Another Indian scholar after a short stay in California came back and wrote a book to emphasize the very important cause anthropology can serve in Indian archaeology. Again this solitary attempt to wed the two branches could not bring the desired change because of its rather sharp criticism of the existing school and theoretically weak arguments for anthropology.
It is evident that the preoccupation in India was increasingly getting tangled in environmental archaeology and the reasons for this are fairly evident. In the first place. India had always suffered from the lack of a scientifically demonstrative chronological framework. This, in the face of a Wheelerian obsession for constructing sequence, gave birth to a distinct chip on their shoulder.
In the second place, a large number of the new generation archaeologists in USA started reviving ecology as a dominant factor in moulding human culture. The seminar on Radiocarbon and Indian Archaeology plainly shows the effects of these developments in Indian archaeology.
A combined thrust of newer demands of environmental studies in archaeology on the one hand and the need to classify the enormous amount of data within an environmental frame on the other must have caused the emergence of the Indian Society for Prehistoric and Quaternary Studies in 1977.
The first volume of the organ of this society named Man and Environment appeared the same year. Sankalia’s updating work of Prehistory and Protohistory of India and Pakistan (1974) incorporates a considerable amount of the new body of data from the Middle East including the remarkable evidence from Mehergarh but discussion of culture-process is kept to the minimum.

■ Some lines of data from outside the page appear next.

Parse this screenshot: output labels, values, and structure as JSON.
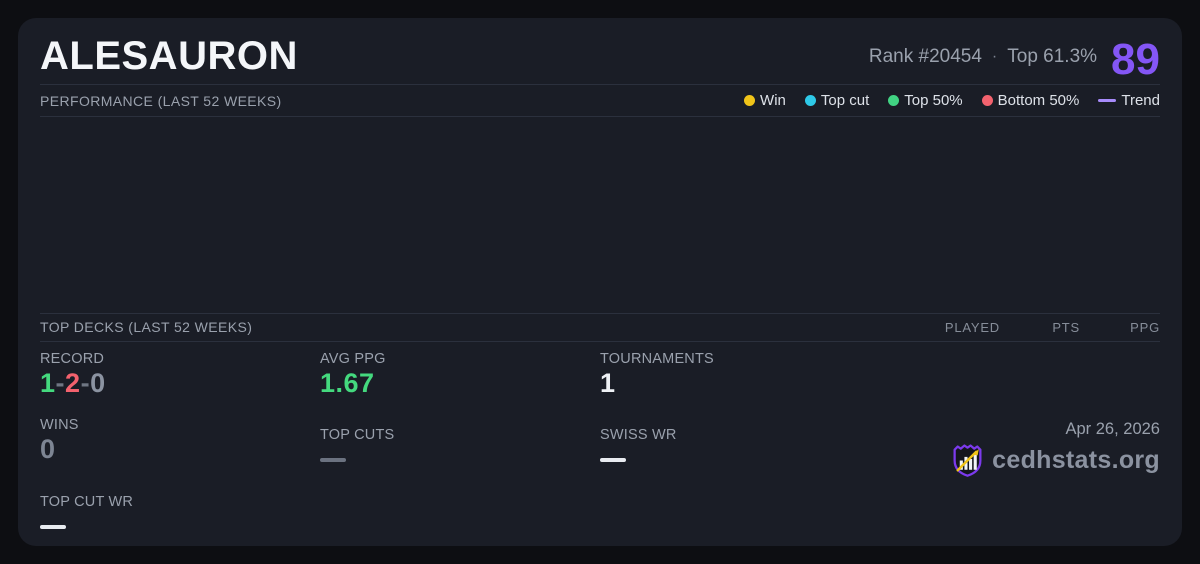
{
  "page": {
    "background": "#0d0e12",
    "card_background": "#1a1d26"
  },
  "header": {
    "title": "ALESAURON",
    "rank_text": "Rank #20454",
    "separator": "·",
    "top_percent_text": "Top 61.3%",
    "score": "89",
    "score_color": "#8456f5"
  },
  "performance": {
    "section_title": "PERFORMANCE (LAST 52 WEEKS)",
    "legend": [
      {
        "label": "Win",
        "color": "#f0c419",
        "icon": "dot"
      },
      {
        "label": "Top cut",
        "color": "#2ec9e8",
        "icon": "dot"
      },
      {
        "label": "Top 50%",
        "color": "#41d383",
        "icon": "dot"
      },
      {
        "label": "Bottom 50%",
        "color": "#f3626e",
        "icon": "dot"
      },
      {
        "label": "Trend",
        "color": "#a78bfa",
        "icon": "line"
      }
    ],
    "chart_points": []
  },
  "top_decks": {
    "section_title": "TOP DECKS (LAST 52 WEEKS)",
    "columns": [
      "PLAYED",
      "PTS",
      "PPG"
    ],
    "rows": []
  },
  "stats": {
    "record": {
      "label": "RECORD",
      "win": "1",
      "loss": "2",
      "draw": "0",
      "sep": "-",
      "win_color": "#44d97e",
      "loss_color": "#f4626e",
      "draw_color": "#6f7683"
    },
    "avg_ppg": {
      "label": "AVG PPG",
      "value": "1.67",
      "color": "#44d97e"
    },
    "tournaments": {
      "label": "TOURNAMENTS",
      "value": "1",
      "color": "#eef1f5"
    },
    "wins": {
      "label": "WINS",
      "value": "0",
      "color": "#7d8593"
    },
    "top_cuts": {
      "label": "TOP CUTS",
      "dash_color": "#6b7280"
    },
    "swiss_wr": {
      "label": "SWISS WR",
      "dash_color": "#e8ebf0"
    },
    "top_cut_wr": {
      "label": "TOP CUT WR",
      "dash_color": "#e8ebf0"
    }
  },
  "footer": {
    "date": "Apr 26, 2026",
    "brand": "cedhstats.org",
    "logo": "cedhstats-shield-chart-logo",
    "logo_shield_color": "#7c3aed",
    "logo_arrow_color": "#f0c419"
  }
}
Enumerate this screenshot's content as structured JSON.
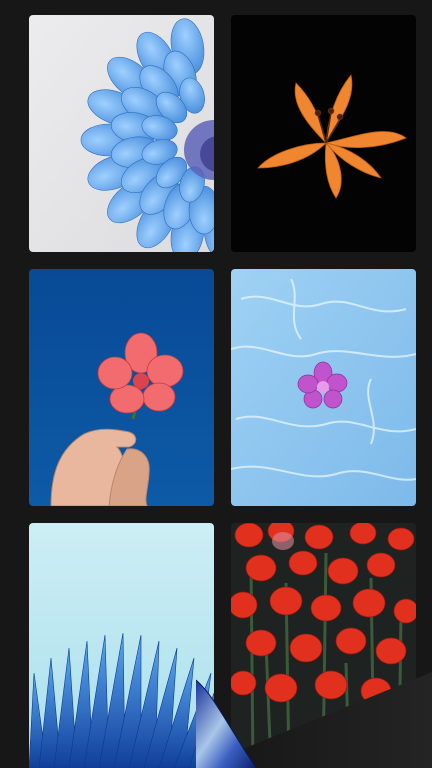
{
  "gallery": {
    "wallpapers": [
      {
        "name": "blue-dahlia",
        "background": "#e7e7e9",
        "accent": "#5b9ee6"
      },
      {
        "name": "orange-lily",
        "background": "#030303",
        "accent": "#f08a34"
      },
      {
        "name": "red-flower-in-hand",
        "background": "#0b4f99",
        "accent": "#f06a6e"
      },
      {
        "name": "pink-flower-on-water",
        "background": "#8fc6ee",
        "accent": "#c04fc8"
      },
      {
        "name": "blue-petals",
        "background": "#bfe9f2",
        "accent": "#1f62c4"
      },
      {
        "name": "red-tulips",
        "background": "#1c1f1e",
        "accent": "#e03020"
      }
    ]
  }
}
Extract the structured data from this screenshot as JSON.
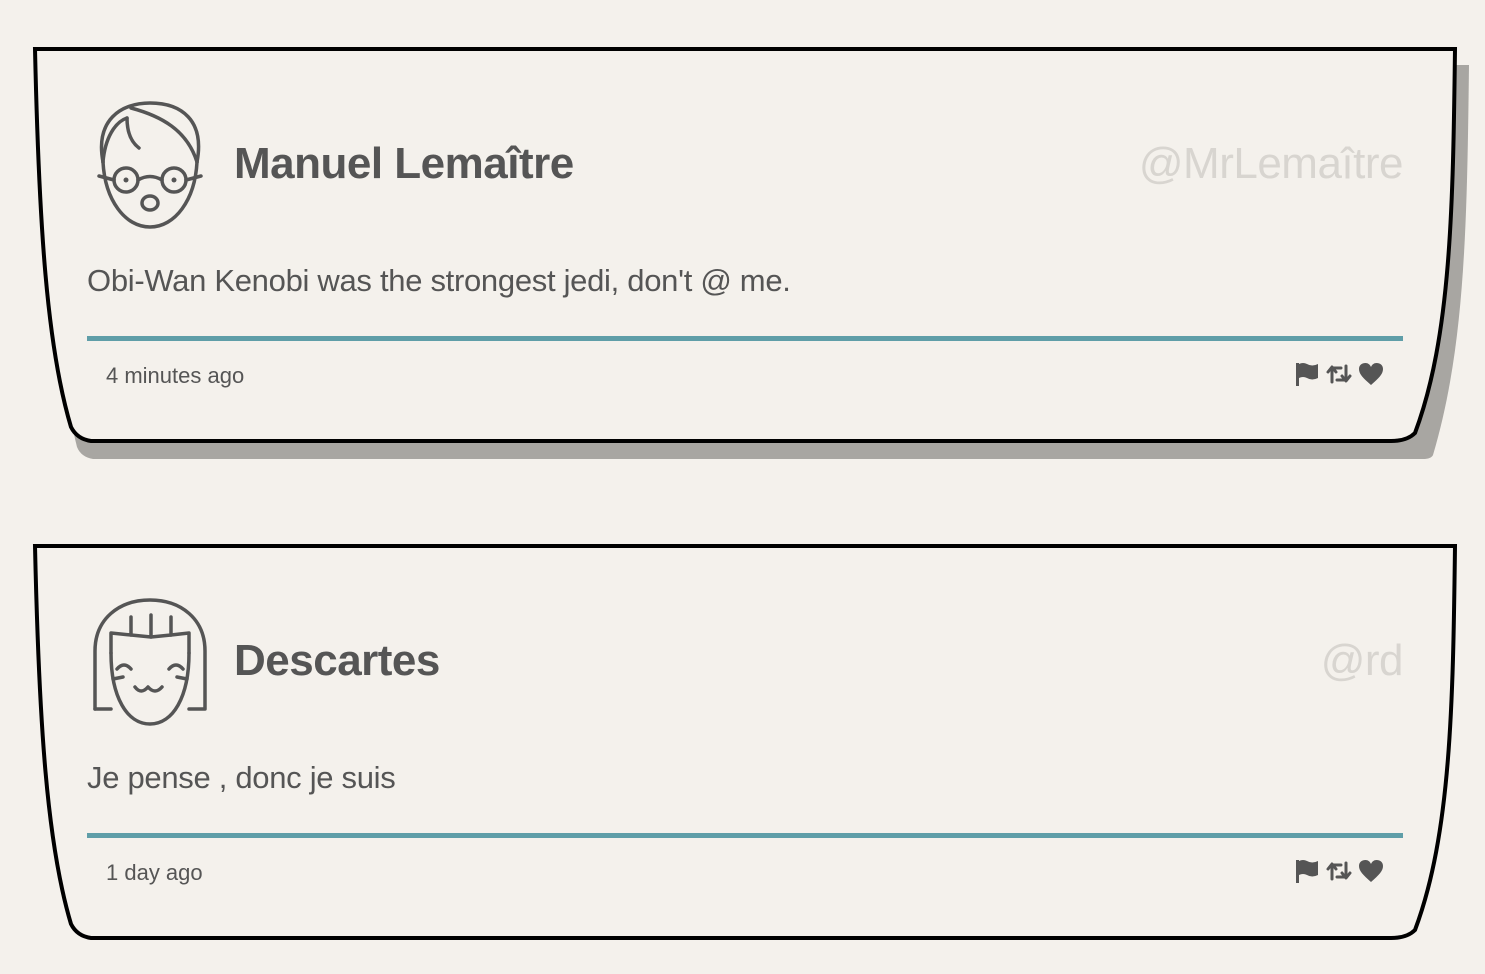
{
  "tweets": [
    {
      "name": "Manuel Lemaître",
      "handle": "@MrLemaître",
      "message": "Obi-Wan Kenobi was the strongest jedi, don't @ me.",
      "time": "4 minutes ago",
      "avatar_icon": "boy-with-glasses-avatar-icon"
    },
    {
      "name": "Descartes",
      "handle": "@rd",
      "message": "Je pense , donc je suis",
      "time": "1 day ago",
      "avatar_icon": "girl-smiling-avatar-icon"
    }
  ],
  "actions": [
    "flag-icon",
    "retweet-icon",
    "heart-icon"
  ],
  "colors": {
    "background": "#f4f1ec",
    "divider": "#5f9ea8",
    "text": "#555555",
    "handle": "#d8d5d0",
    "border": "#000000",
    "shadow": "#a8a6a2"
  }
}
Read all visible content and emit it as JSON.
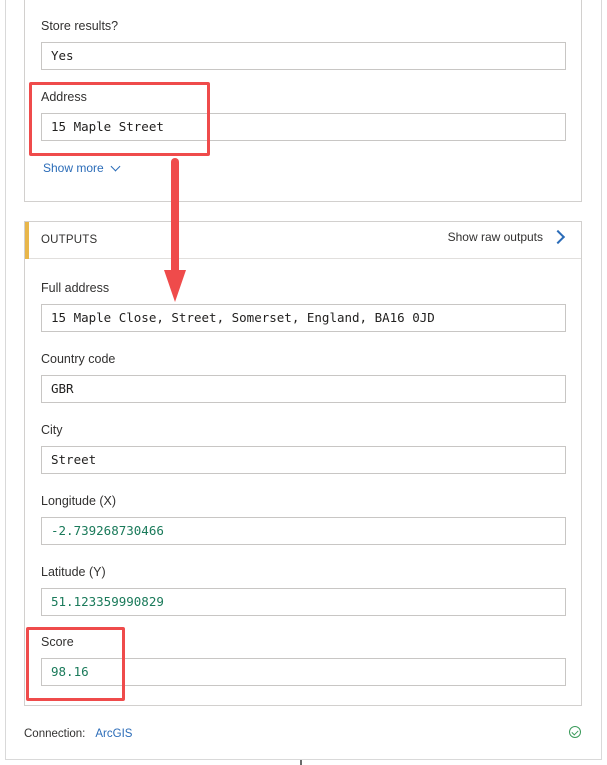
{
  "inputs": {
    "fields": [
      {
        "label": "Store results?",
        "value": "Yes"
      },
      {
        "label": "Address",
        "value": "15 Maple Street"
      }
    ],
    "show_more": "Show more"
  },
  "outputs": {
    "title": "OUTPUTS",
    "raw_link": "Show raw outputs",
    "fields": [
      {
        "label": "Full address",
        "value": "15 Maple Close, Street, Somerset, England, BA16 0JD"
      },
      {
        "label": "Country code",
        "value": "GBR"
      },
      {
        "label": "City",
        "value": "Street"
      },
      {
        "label": "Longitude (X)",
        "value": "-2.739268730466"
      },
      {
        "label": "Latitude (Y)",
        "value": "51.123359990829"
      },
      {
        "label": "Score",
        "value": "98.16"
      }
    ]
  },
  "footer": {
    "connection_label": "Connection:",
    "connection_name": "ArcGIS",
    "status_icon": "check-circle-icon"
  },
  "colors": {
    "accent": "#e8b64a",
    "link": "#2b6cb8",
    "annotation": "#ef4b4b",
    "numeric_value": "#1a7a5a"
  }
}
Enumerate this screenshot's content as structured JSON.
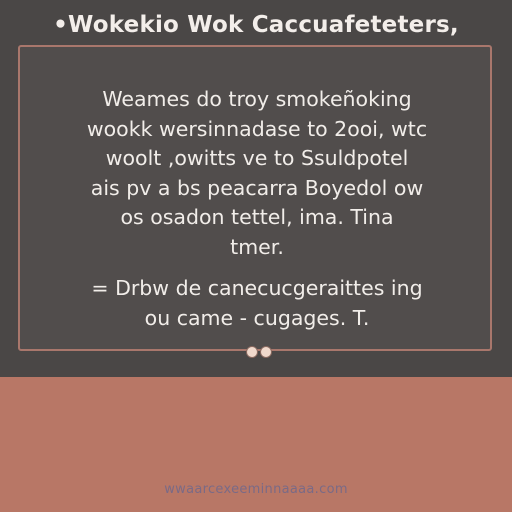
{
  "header": {
    "title": "•Wokekio Wok Caccuafeteters,"
  },
  "card": {
    "paragraph_1": [
      "Weames do troy smokeñoking",
      "wookk wersinnadase to 2ooi, wtc",
      "woolt ,owitts ve to Ssuldpotel",
      "ais pv a bs peacarra Boyedol ow",
      "os osadon tettel, ima. Tina",
      "tmer."
    ],
    "paragraph_2": [
      "= Drbw de canecucgeraittes ing",
      "ou came - cugages. T."
    ]
  },
  "pager": {
    "dot_count": 2
  },
  "footer": {
    "link_text": "wwaarcexeeminnaaaa.com"
  },
  "colors": {
    "background": "#4a4746",
    "card_border": "#a9776c",
    "bottom_band": "#b87766",
    "text": "#f1ede9",
    "link": "#7a6a86"
  }
}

In 1978, Allchin, Goudie and Hegde brought out The Prehistory and Protohistory of the Great Indian Desert. Allchin and Chakravarti’s A Source book of Indian Archaeology (1979) surprisingly does not even raise the issues which are relevant in any historical summary.
These are some others like Pant’s Prehistoric Uttar Pradesh (1982) or Jaiswal’s Chopper-Chopping Component of Palaeolithic India (1982) but these address themselves to fragmented areas or features. Agrawal’s latest book called The Archaeology of India (1982) attempts to summarize all the archaeological material of past researches apparently within a historical framework.
There is no theory in this book, not even broad generalizations. He does fall back on anthropology but only so far as the selections of chapter headings go, e.g., ‘The first farming cultures’. But he demolishes all hopes for anthropological archaeology when in the 7th line after opening the chapter on Prehistoric Art he writes, possibly he (the Mesolithic man) did not even believe in anything beyond the material. There were no gods, religion or after-life. One wonders whether Agrawal is describing the capitalistic western world of today!
Finally I shall like to briefly refer to the impact of New Archaeology of what Dhavalikar would like to call “Bin- Clarke’ revolution in Indian archaeology. Sankalia himself chose this topic for the D N Majumdar memorial lecture in 1974. The very fact that he chose to examine ‘New Archaeology’ in a very pointed fashion, should have made some impact on Indian archaeologists, but apparently they had no time for theory when they were busy with classifying ‘pots and pans’ or ‘stones and bones’ coming out of their on-going excavations.
The only reverberation of this was felt in 1985 when Deccan College organized a seminar on Recent Advances in Indian Archaeology. The proceedings report is edited by Deo and Paddayya (1985). Paddayya goes all out to initiate the Indian archaeologists to the concept and methods of processual archaeology – but alas what follows is the same stuff – although carrying such ambitious and misleading captions as ‘Cultural Ecology, of Early Man in India’ or ‘Cultural Ecology of the Neolithic India.’
The above discussion will clearly demonstrate that Indian archaeology still remains in what may be described as a “descriptive stage”. An analytical stage in archaeology cannot emerge without a sound theoretical foundation for the structure of culture or culture change.
Such a change seems a very remote likelihood without developing anthropological archaeology in India. Archaeology in our country has its umbilical cord tied to history and this kind of archaeology cannot help us much in understanding such a complex country as India.